I właśnie ów test opublikowany przez „Motor” jest pierwszym artykułem, na jaki warto było zwrócić uwagę w ubiegłym tygodniu. Zaczyna się na stronie 6. Jakaś brunetka wsiada na tylną kanapę samochodu przez drzwi przytrzymywane przez mężczyznę we fraku. Brunetka mogłaby się podobać, ale to chyba jakaś kelnerka z Dworu Chotynia, bo obuwie wygląda na takie z Biedronki ;-) Szczegół, ale zepsuł estetykę zdjęcia :-(
Od razu też uwaga – graficy „Motoru” mogli te buty poprawić komputerowo tak, jak zrobili to z tablicami rejestracyjnymi – wszystkie C6, jakie zaprezentowano na testach były bowiem na francuskich blachach, a te w „Motorze” są polskie…

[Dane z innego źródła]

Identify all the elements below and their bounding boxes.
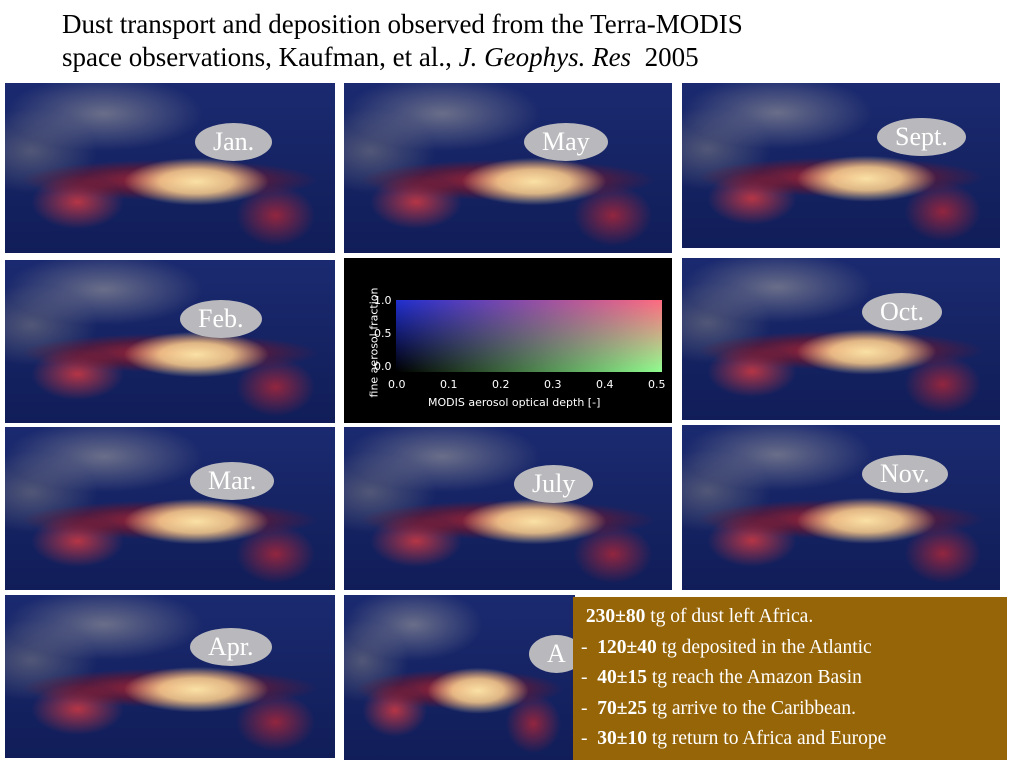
- x-tick-label: 0.2: [492, 378, 510, 391]
- month-label: Oct.: [862, 293, 943, 331]
- month-label: July: [514, 465, 594, 503]
- summary-line: - 70±25 tg arrive to the Caribbean.: [581, 694, 1007, 725]
- x-tick-label: 0.5: [648, 378, 666, 391]
- summary-text: tg deposited in the Atlantic: [661, 636, 872, 658]
- bullet: -: [581, 697, 588, 719]
- month-label: Mar.: [190, 462, 275, 500]
- summary-text: tg of dust left Africa.: [650, 606, 814, 627]
- map-panel: July: [344, 427, 672, 590]
- x-tick-label: 0.0: [388, 378, 406, 391]
- title: Dust transport and deposition observed f…: [62, 8, 743, 74]
- y-tick-label: 0.0: [374, 360, 392, 373]
- summary-line: - 30±10 tg return to Africa and Europe: [581, 724, 1007, 755]
- amount: 30±10: [597, 728, 647, 749]
- map-panel: Mar.: [5, 427, 335, 590]
- month-label: A: [529, 635, 575, 673]
- summary-box: 230±80 tg of dust left Africa. - 120±40 t…: [573, 597, 1007, 760]
- map-panel: Nov.: [682, 425, 1000, 590]
- bullet: -: [581, 728, 588, 749]
- summary-text: tg reach the Amazon Basin: [651, 667, 862, 688]
- amount: 70±25: [597, 697, 647, 719]
- map-panel: Jan.: [5, 83, 335, 253]
- summary-text: tg arrive to the Caribbean.: [651, 697, 856, 719]
- summary-line: 230±80 tg of dust left Africa.: [581, 602, 1007, 633]
- month-label: Nov.: [862, 455, 948, 493]
- month-label: Apr.: [190, 628, 272, 666]
- month-label: Sept.: [877, 118, 966, 156]
- year: 2005: [644, 42, 699, 72]
- summary-text: tg return to Africa and Europe: [651, 728, 887, 749]
- x-tick-label: 0.1: [440, 378, 458, 391]
- bullet: -: [581, 636, 588, 658]
- month-label: Feb.: [180, 300, 262, 338]
- month-label: May: [524, 123, 608, 161]
- x-tick-label: 0.4: [596, 378, 614, 391]
- y-tick-label: 1.0: [374, 294, 392, 307]
- amount: 120±40: [597, 636, 657, 658]
- summary-line: - 40±15 tg reach the Amazon Basin: [581, 663, 1007, 694]
- map-panel: Sept.: [682, 83, 1000, 248]
- x-tick-label: 0.3: [544, 378, 562, 391]
- map-panel: May: [344, 83, 672, 253]
- title-line: space observations, Kaufman, et al., J. …: [62, 41, 743, 74]
- title-text: space observations, Kaufman, et al.,: [62, 42, 452, 72]
- amount: 230±80: [585, 606, 646, 627]
- colorbar-panel: fine aerosol fraction 1.0 0.5 0.0 0.0 0.1 0.2…: [344, 258, 672, 423]
- journal: J. Geophys. Res: [458, 42, 632, 72]
- x-label: MODIS aerosol optical depth [-]: [428, 396, 601, 409]
- map-panel: Apr.: [5, 595, 335, 758]
- summary-line: - 120±40 tg deposited in the Atlantic: [581, 633, 1007, 664]
- y-tick-label: 0.5: [374, 327, 392, 340]
- colorbar-overlay: [396, 300, 662, 372]
- amount: 40±15: [597, 667, 647, 688]
- title-line: Dust transport and deposition observed f…: [62, 9, 743, 39]
- colorbar: [396, 300, 662, 372]
- map-panel: Oct.: [682, 258, 1000, 420]
- map-panel: Feb.: [5, 260, 335, 423]
- month-label: Jan.: [195, 123, 273, 161]
- map-panel: A: [344, 595, 575, 760]
- bullet: -: [581, 667, 588, 688]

Artykuł zaczyna się jednak całkiem miło. Najpierw pochwała dla wyglądu. W istocie – stylistyka auta nie pozwala go pomylić z niczym innym. Widać to zwłaszcza „na żywo”. Wreszcie też pojawiło się nawiązanie do CXa, a nie jedynie do tej pory wszechobecne – do DSy.
Następnie czepianie się drobnych rzeczy, ale… uzasadnione. Parę drobiazgów faktycznie ni przystoi w autku z tej półki cenowej. Za to nie mogę się zgodzić z określeniem „wiele elementów wnętrza jest wspólnych z takimi modelami, jak Citroën Berlingo czy C2”. Pomijając dźwignię wycieraczek i kierunkowskazów – nie mam pojęcia, gdzie tych „wiele wspólnych” części z C2 na przykład…
Kolejne ciepłe słowa dotyczą silnika, zwłaszcza sześciocylindrowego diesla. Cóż – to w istocie znakomita jednostka napędowa. Podobnie pozytywna opinia spotkała zawieszenie – za komfort, ale i za funkcję „sport”. Naszym zdaniem – zasłużenie.
Potem garść informacji na tematy elektroniki. Tematy znane, więc nie będę przytaczał szczegółów. Miło, że wreszcie się nie czepiano (jak w innych polskich publikacjach) head-up displaya, że to niby żadna nowość, że jest tak często spotykany, że chyba nawet Trabanty to miały ;-) Nie wierzcie w to – to naprawdę wciąż nowinka na rynku motoryzacyjnym. Bo któż z Was widział to już w działaniu? Któż z Was ma to w swoim samochodzie?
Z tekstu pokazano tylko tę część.